In one of Douglas Coupland’s books (“Eleanor Rigby” I think) the main character writes about walking alongside railway tracks during her summer holidays, aged 13. She asks something along the lines of, “How do you explain to people that children were allowed to do this, unaccompanied?” Her answer: “It was the 1970s”. If you’re wondering how two schoolboys, aged 10 and 11, were allowed to travel every day for a whole week to the outer reaches of London’s transport network, with no adult accompaniment, I offer the same answer: it was the 1970s.
Nothing went wrong. We didn’t argue, we didn’t get lost, we weren’t bothered by strangers, we didn’t lose our tickets. The only time I felt a little nervous was on a visit to Finsbury Park, to play in the park itself. I wasn’t comfortable in this unfamiliar space, in a part of town I’d never visited, surrounded by boys I didn’t know. Nearer home if I were in a local park (The Wreck, Dukes Meadows, or the swings and slides near the railway line) there was always a chance that I’d see people I knew. That wouldn’t happen in Finsbury Park. I was glad when we finished our packed lunches and made it back to the Piccadilly Line.
Occasionally, in the decades since that “Go-As-You-Please” week, I have had to travel to the extreme end of one tube line or another. In the 1990s I did some work for a pharmaceutical firm based in Uxbridge (western reaches of the Piccadilly Line) and recently we went all the way to Cockfosters (the opposite end of the Piccadilly Line), but otherwise there are many places I have only visited because of that single week during a summer holiday in the 1970s.

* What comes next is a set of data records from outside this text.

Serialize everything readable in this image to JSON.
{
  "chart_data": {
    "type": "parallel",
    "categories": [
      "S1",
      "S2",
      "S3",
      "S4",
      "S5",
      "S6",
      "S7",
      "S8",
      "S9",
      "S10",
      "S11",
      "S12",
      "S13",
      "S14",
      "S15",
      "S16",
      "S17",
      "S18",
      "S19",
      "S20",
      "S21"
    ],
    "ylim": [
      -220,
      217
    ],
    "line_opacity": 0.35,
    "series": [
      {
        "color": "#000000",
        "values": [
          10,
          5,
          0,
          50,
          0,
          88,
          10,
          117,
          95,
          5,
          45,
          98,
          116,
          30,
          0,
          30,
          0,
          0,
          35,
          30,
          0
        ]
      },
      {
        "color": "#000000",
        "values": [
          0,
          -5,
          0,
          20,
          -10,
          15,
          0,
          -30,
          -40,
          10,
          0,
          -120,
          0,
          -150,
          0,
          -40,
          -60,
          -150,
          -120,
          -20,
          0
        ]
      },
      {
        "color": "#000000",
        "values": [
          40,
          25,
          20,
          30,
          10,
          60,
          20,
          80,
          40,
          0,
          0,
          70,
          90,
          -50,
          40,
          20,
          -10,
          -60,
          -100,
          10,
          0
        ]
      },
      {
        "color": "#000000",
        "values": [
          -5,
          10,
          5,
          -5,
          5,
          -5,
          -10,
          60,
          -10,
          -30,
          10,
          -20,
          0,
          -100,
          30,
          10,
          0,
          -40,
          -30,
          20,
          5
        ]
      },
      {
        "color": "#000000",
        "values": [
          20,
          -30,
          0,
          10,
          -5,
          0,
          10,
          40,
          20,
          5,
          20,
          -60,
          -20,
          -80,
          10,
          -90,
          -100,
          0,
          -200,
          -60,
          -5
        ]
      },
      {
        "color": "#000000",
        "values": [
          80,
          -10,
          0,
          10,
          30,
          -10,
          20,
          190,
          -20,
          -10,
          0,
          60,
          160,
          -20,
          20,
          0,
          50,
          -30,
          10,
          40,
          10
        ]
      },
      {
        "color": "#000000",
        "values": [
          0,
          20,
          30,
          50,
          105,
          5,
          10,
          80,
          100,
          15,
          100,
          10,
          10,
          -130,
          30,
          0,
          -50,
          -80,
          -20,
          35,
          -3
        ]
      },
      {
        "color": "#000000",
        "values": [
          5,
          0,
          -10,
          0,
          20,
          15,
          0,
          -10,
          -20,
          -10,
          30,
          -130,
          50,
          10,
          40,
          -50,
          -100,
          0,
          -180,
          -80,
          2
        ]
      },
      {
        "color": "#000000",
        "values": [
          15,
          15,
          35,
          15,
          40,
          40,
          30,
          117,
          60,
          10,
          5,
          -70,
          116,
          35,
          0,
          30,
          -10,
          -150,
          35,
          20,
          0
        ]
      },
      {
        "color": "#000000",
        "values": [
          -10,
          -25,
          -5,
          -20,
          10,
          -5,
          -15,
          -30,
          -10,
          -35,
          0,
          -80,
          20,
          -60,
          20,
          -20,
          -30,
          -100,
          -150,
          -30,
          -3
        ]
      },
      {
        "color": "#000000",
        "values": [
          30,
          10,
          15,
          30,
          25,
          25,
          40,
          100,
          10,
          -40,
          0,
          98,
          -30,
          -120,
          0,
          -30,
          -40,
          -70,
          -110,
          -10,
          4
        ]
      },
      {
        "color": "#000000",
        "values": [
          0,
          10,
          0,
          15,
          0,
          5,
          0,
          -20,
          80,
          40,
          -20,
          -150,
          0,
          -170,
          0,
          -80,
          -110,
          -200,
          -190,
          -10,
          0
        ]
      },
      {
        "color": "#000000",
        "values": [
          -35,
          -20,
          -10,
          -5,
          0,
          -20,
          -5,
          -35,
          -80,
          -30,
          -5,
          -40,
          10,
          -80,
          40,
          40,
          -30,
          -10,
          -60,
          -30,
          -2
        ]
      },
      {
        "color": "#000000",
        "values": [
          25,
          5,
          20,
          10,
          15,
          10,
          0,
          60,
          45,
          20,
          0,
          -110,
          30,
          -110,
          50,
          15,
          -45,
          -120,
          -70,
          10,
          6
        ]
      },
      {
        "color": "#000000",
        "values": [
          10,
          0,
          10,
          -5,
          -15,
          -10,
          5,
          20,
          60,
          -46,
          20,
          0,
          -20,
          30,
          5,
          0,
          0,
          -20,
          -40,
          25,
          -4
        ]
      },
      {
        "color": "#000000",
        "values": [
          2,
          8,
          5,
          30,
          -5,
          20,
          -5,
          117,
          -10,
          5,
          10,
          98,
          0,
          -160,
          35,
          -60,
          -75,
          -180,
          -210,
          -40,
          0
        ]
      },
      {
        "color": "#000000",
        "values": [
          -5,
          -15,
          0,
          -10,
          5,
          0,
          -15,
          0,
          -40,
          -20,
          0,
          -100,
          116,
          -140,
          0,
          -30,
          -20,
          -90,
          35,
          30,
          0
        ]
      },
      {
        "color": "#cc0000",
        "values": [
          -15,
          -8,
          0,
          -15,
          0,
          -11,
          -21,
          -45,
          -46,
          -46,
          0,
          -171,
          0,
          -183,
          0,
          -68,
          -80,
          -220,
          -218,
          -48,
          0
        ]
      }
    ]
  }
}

Within a year or two my childhood enthusiasm for London Transport had waned. The weekend of my 12th birthday there was a series of special events to which I was invited. It included a rare chance to visit Wood Lane, the “ghost station” between Shepherds Bush and Latimer Road on the Metropolitan Line. (As any childhood enthusiast for London Transport will know, the first of those stations is now called Shepherds Bush Market, that branch of the Metropolitan is now called the Hammersmith and City Line, and a new Wood Lane station was opened earlier this century to cater for the Westfield Shopping Centre.) A year earlier, visiting Wood Lane would have been the perfect way to celebrate my birthday, but aged 12 it didn’t have the same appeal. In senior school I was no longer in the same class as my summertime travelling companion and we didn’t hang out much any more. But I have fond memories of our journeys all over this great city, and if you’re ever in the mood to talk London Transport Trivia, I’m your man.